We never regretted our decision to live in Islamabad, notwithstanding all the alarming news that Pakistan regularly generates. In fact we learned that things can often be deceiving, and it’s best to communicate with teachers and people who have actually worked or lived here, instead of just relying on travel sites, CNN, or the CIA World Factbook.
So where are we off to next? We don’t know. There are a couple of schools we’re interested in, but we’re not telling a lot of people — only those who can give us honest advice about the school, city, or country in that order.

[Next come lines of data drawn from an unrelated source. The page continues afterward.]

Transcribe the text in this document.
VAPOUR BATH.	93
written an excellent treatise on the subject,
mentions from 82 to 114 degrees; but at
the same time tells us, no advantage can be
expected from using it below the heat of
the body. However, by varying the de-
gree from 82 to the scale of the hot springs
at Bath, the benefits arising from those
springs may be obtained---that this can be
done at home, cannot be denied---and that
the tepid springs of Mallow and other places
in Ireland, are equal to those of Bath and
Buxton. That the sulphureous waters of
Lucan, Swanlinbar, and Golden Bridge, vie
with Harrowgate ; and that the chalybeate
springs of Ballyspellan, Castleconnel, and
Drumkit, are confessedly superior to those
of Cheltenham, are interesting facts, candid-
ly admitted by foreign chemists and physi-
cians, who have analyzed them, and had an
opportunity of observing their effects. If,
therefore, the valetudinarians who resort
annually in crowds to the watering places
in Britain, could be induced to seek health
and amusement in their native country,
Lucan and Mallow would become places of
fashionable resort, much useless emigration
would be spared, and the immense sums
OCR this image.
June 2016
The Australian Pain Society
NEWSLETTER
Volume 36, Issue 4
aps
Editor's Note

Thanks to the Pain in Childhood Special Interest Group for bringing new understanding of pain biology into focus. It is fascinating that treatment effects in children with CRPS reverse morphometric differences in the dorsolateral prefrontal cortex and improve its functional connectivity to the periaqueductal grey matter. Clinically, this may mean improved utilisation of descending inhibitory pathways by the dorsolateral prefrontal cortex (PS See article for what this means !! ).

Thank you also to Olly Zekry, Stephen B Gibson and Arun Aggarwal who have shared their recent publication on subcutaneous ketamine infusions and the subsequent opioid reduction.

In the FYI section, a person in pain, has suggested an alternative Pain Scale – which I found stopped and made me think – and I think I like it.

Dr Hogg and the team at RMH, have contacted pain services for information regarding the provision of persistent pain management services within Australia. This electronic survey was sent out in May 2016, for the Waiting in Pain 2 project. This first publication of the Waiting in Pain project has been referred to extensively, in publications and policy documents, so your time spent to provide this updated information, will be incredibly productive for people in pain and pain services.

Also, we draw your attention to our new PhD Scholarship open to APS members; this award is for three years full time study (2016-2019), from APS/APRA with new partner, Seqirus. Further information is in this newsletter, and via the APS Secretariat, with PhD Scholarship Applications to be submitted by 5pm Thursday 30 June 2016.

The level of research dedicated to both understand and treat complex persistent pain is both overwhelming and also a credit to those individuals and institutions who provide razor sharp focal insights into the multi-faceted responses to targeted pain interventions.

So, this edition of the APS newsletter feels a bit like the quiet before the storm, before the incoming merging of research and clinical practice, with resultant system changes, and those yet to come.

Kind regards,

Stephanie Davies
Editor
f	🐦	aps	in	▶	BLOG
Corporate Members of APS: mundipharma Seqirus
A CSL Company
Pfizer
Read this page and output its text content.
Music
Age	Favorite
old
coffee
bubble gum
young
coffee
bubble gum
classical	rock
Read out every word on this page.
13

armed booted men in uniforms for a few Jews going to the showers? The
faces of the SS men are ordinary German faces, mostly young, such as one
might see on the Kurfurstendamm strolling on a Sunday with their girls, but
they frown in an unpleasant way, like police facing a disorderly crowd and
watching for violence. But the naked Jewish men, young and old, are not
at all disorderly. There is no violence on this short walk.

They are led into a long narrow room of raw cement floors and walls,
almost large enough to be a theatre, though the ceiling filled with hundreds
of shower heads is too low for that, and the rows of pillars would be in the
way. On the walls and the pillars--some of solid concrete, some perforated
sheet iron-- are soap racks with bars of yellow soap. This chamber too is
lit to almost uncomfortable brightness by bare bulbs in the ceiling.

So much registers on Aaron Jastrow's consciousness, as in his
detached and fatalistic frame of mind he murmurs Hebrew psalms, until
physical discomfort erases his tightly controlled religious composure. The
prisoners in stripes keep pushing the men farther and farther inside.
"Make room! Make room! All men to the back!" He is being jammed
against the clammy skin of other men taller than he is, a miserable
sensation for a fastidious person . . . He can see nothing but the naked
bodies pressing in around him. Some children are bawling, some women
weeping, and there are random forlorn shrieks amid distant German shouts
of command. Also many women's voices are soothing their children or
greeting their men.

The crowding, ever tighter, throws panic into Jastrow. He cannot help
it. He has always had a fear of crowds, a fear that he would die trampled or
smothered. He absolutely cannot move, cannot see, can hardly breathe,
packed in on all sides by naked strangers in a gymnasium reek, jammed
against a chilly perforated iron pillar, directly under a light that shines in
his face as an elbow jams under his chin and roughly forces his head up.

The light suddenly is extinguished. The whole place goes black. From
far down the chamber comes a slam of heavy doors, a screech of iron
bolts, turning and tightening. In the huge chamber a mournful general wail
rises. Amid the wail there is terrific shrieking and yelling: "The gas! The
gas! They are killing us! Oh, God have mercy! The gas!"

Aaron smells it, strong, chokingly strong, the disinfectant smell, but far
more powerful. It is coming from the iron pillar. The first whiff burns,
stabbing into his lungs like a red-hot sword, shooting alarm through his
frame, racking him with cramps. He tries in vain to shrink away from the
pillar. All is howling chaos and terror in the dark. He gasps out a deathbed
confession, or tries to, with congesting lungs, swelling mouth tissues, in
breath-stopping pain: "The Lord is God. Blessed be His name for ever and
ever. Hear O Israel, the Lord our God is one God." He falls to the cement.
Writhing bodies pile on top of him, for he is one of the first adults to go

I can tell you that our criteria and priorities have changed since we had a baby. Number one, we both want to teach full-time (and if God answers my prayers, I’ll be teaching Social Studies for the first time) at an international school with 700 or more students. We want to continue achieving professional growth while enjoying ample personal time for family. Second, we want to save as much as we did here in Islamabad, while maintaining a comfortable lifestyle which includes a competent nanny as well as access to good medical care for our precious toddler. This probably means no European or small, remote developing countries. Lastly, it should be in a city and country that we can call home for the next five years or more. So as you can see, we’re not simply job hunting to get out of Pakistan. We are seeking professional growth and a good environment to raise our baby.